Выбрать главу

Мицуо помолчал некоторое время, озираясь по сторонам, потом перевёл взгляд на меня и вдруг, изменившись в лице, сказал:

— Перед тем, как покупать билеты, надо бы купить другую одежду, что ли. А то уж больно твоя матроска бросается в глаза. Магазины, наверное, ещё открыты — пойдём посмотрим.

Он направился к выходу из вокзала. Я поспешила за ним.

— Но у меня ведь всего тридцать иен! Что я на них куплю? По правде говоря, мне и на билет-то не хватит. Может, и так сойдёт?

Мицуо обернулся ко мне с вымученной улыбкой:

— Да ведь так сразу видно: девочка убежала из дому. Не волнуйся, это у тебя только тридцать иен, а у меня по сравнению с твоим запасом денег куры не клюют. Только, конечно, я имею в виду подержанную одежду — на новую-то не хватит…

Я успокоилась и согласно кивнула. Конечно, нельзя было отправляться в путешествие в моей матроске да ещё со школьным ранцем.

Мы выбрались из здания вокзала не через главный вход, а через боковые двери. Быстро стемнело, и в вечерней мгле ничего нельзя было толком рассмотреть. Какие-то чёрные мужские фигуры стояли в проулке, прислонясь к стене. Некоторые курили, сидя на корточках. Мне казалось, что все они исподтишка смотрят на меня, когда я прохожу мимо в новенькой школьной матроске. Сверху над нами тянулись через эстакаду железнодорожные пути, и, когда проходил поезд, силуэты этих мужчин, да и я сама, — все слегка подрагивали при тусклом свете оголённых электрических лампочек. Под эстакадой плавал, слегка закручиваясь, словно клубы дыма, и оседал слоями какой-то особый запах, принесённый ветром.
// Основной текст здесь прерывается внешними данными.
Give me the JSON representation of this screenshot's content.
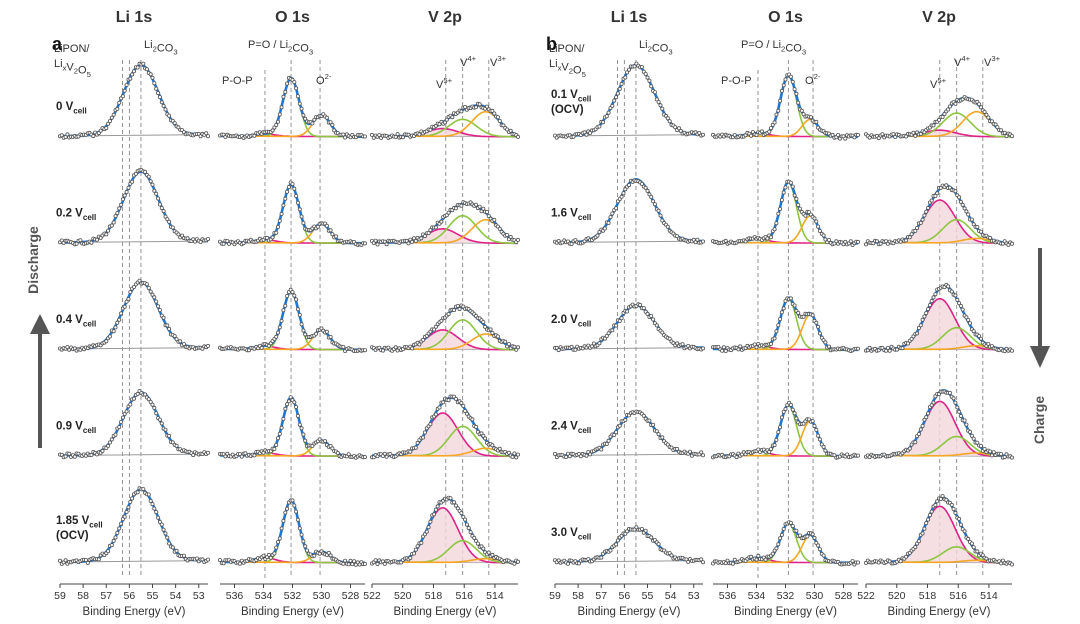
{
  "figure": {
    "columns": [
      {
        "key": "li",
        "title": "Li 1s"
      },
      {
        "key": "o",
        "title": "O 1s"
      },
      {
        "key": "v",
        "title": "V 2p"
      }
    ],
    "xlabel": "Binding Energy (eV)",
    "annotations": {
      "li": {
        "left1": "LiPON/",
        "left2a": "Li",
        "left2sub": "x",
        "left2b": "V",
        "left2sub2": "2",
        "left2c": "O",
        "left2sub3": "5",
        "right": "Li",
        "rightsub": "2",
        "rightb": "CO",
        "rightsub2": "3"
      },
      "o": {
        "top": "P=O / Li",
        "topsub": "2",
        "topb": "CO",
        "topsub2": "3",
        "pop": "P-O-P",
        "o2": "O",
        "o2sup": "2-"
      },
      "v": {
        "v5": "V",
        "v5sup": "5+",
        "v4": "V",
        "v4sup": "4+",
        "v3": "V",
        "v3sup": "3+"
      }
    },
    "axes": {
      "li": {
        "ticks": [
          "59",
          "58",
          "57",
          "56",
          "55",
          "54",
          "53"
        ]
      },
      "o": {
        "ticks": [
          "536",
          "534",
          "532",
          "530",
          "528"
        ]
      },
      "v": {
        "ticks": [
          "522",
          "520",
          "518",
          "516",
          "514"
        ]
      }
    }
  },
  "chart_data": [
    {
      "type": "line",
      "panel": "a",
      "arrow_label": "Discharge",
      "rows": [
        {
          "label": "0 V",
          "sub": "cell",
          "extra": ""
        },
        {
          "label": "0.2 V",
          "sub": "cell",
          "extra": ""
        },
        {
          "label": "0.4 V",
          "sub": "cell",
          "extra": ""
        },
        {
          "label": "0.9 V",
          "sub": "cell",
          "extra": ""
        },
        {
          "label": "1.85 V",
          "sub": "cell",
          "extra": "(OCV)"
        }
      ],
      "li_1s": {
        "xlim": [
          59,
          52.6
        ],
        "peak_center": 55.5,
        "peak_width": 0.75,
        "peak_heights": [
          0.9,
          0.9,
          0.85,
          0.8,
          0.92
        ]
      },
      "o_1s": {
        "xlim": [
          537,
          527
        ],
        "components": [
          {
            "name": "P-O-P",
            "center": 533.9,
            "width": 0.7,
            "color": "#e0218a",
            "heights": [
              0.03,
              0.04,
              0.04,
              0.04,
              0.06
            ]
          },
          {
            "name": "P=O / Li2CO3",
            "center": 532.1,
            "width": 0.55,
            "color": "#8cc63f",
            "heights": [
              0.75,
              0.75,
              0.75,
              0.75,
              0.8
            ]
          },
          {
            "name": "O2-",
            "center": 530.0,
            "width": 0.6,
            "color": "#f5a623",
            "heights": [
              0.28,
              0.25,
              0.25,
              0.2,
              0.14
            ]
          }
        ]
      },
      "v_2p": {
        "xlim": [
          522,
          512.5
        ],
        "components": [
          {
            "name": "V5+",
            "center": 517.4,
            "width": 1.0,
            "color": "#e0218a",
            "heights": [
              0.1,
              0.18,
              0.25,
              0.55,
              0.7
            ]
          },
          {
            "name": "V4+",
            "center": 516.1,
            "width": 0.9,
            "color": "#8cc63f",
            "heights": [
              0.22,
              0.35,
              0.38,
              0.38,
              0.28
            ]
          },
          {
            "name": "V3+",
            "center": 514.6,
            "width": 0.9,
            "color": "#f5a623",
            "heights": [
              0.32,
              0.3,
              0.2,
              0.1,
              0.05
            ]
          }
        ]
      }
    },
    {
      "type": "line",
      "panel": "b",
      "arrow_label": "Charge",
      "rows": [
        {
          "label": "0.1 V",
          "sub": "cell",
          "extra": "(OCV)"
        },
        {
          "label": "1.6 V",
          "sub": "cell",
          "extra": ""
        },
        {
          "label": "2.0 V",
          "sub": "cell",
          "extra": ""
        },
        {
          "label": "2.4 V",
          "sub": "cell",
          "extra": ""
        },
        {
          "label": "3.0 V",
          "sub": "cell",
          "extra": ""
        }
      ],
      "li_1s": {
        "xlim": [
          59,
          52.6
        ],
        "peak_center": 55.5,
        "peak_width": 0.8,
        "peak_heights": [
          0.9,
          0.8,
          0.55,
          0.55,
          0.42
        ]
      },
      "o_1s": {
        "xlim": [
          537,
          527
        ],
        "components": [
          {
            "name": "P-O-P",
            "center": 533.9,
            "width": 0.7,
            "color": "#e0218a",
            "heights": [
              0.04,
              0.05,
              0.05,
              0.06,
              0.06
            ]
          },
          {
            "name": "P=O / Li2CO3",
            "center": 531.8,
            "width": 0.55,
            "color": "#8cc63f",
            "heights": [
              0.78,
              0.78,
              0.65,
              0.65,
              0.5
            ]
          },
          {
            "name": "O2-",
            "center": 530.3,
            "width": 0.55,
            "color": "#f5a623",
            "heights": [
              0.22,
              0.35,
              0.45,
              0.45,
              0.35
            ]
          }
        ]
      },
      "v_2p": {
        "xlim": [
          522,
          512.5
        ],
        "components": [
          {
            "name": "V5+",
            "center": 517.2,
            "width": 1.0,
            "color": "#e0218a",
            "heights": [
              0.08,
              0.55,
              0.65,
              0.7,
              0.72
            ]
          },
          {
            "name": "V4+",
            "center": 516.1,
            "width": 0.9,
            "color": "#8cc63f",
            "heights": [
              0.3,
              0.3,
              0.28,
              0.25,
              0.2
            ]
          },
          {
            "name": "V3+",
            "center": 514.8,
            "width": 0.9,
            "color": "#f5a623",
            "heights": [
              0.32,
              0.06,
              0.05,
              0.04,
              0.03
            ]
          }
        ]
      }
    }
  ],
  "colors": {
    "envelope": "#1f77d4",
    "points": "#555555",
    "baseline": "#999999",
    "refline": "#888888",
    "arrow": "#555555",
    "v5fill": "#f4d7dc"
  }
}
Совсем оробев, я правой рукой ухватилась за пояс Мицуо и шла за ним, низко опустив голову, чтобы не встретиться взглядом ни с кем из тех мужчин. Для Мицуо это место, похоже, было не в новинку: он шагал уверенно, как днём. Выйдя из-под эстакады, мы оказались перед рядами лотков-каталок со всякой всячиной. От ацетиленовых ламп поднимались чёрные струйки дыма, так что чад ел глаза. Подвыпившие мужчины и женщины прогуливались туда-сюда, иногда обнимались или ругались. Были и такие, что плакали и блевали, сидя прямо на земле. Среди продавцов у лотков было много женщин, да и дети торговали чем придётся. На одних лотках продавали выпивку и еду, на других старые журналы, ношеную одежду, подержанные принадлежности для письма, копирку, бельё, бамбуковые плетёнки и ещё бог знает что. На лотке с одёжками мирно спал маленький мальчик. Он, конечно, не продавался. Противного нищего старика, завернувшегося в газетные листы, так и хотелось пнуть ногой. Улица была вся усыпана мусором, и кое-где виднелись нищие, рывшиеся в мусорных вёдрах — должно быть, в надежде чем-нибудь поживиться. Горланили песни пьянчуги: на тротуаре в сторонке пристроился только что приехавший из деревни смуглый старик, как видно растерявшийся, не зная, куда ему податься. Сновали какие-то молодые люди со свирепыми физиономиями, в широких рубахах-алохах и в тёмных очках, которые они не снимали и в эту вечернюю пору. Какая-то девочка всё ходила по панели, приговаривая: «Не купите ли мне цветочки, мужчина?» На вид она была, может быть, и младше, чем я. Вокруг бегали грязные босоногие ребятишки в лохмотьях. Я никак не могла понять, что она здесь делает в такой поздний час.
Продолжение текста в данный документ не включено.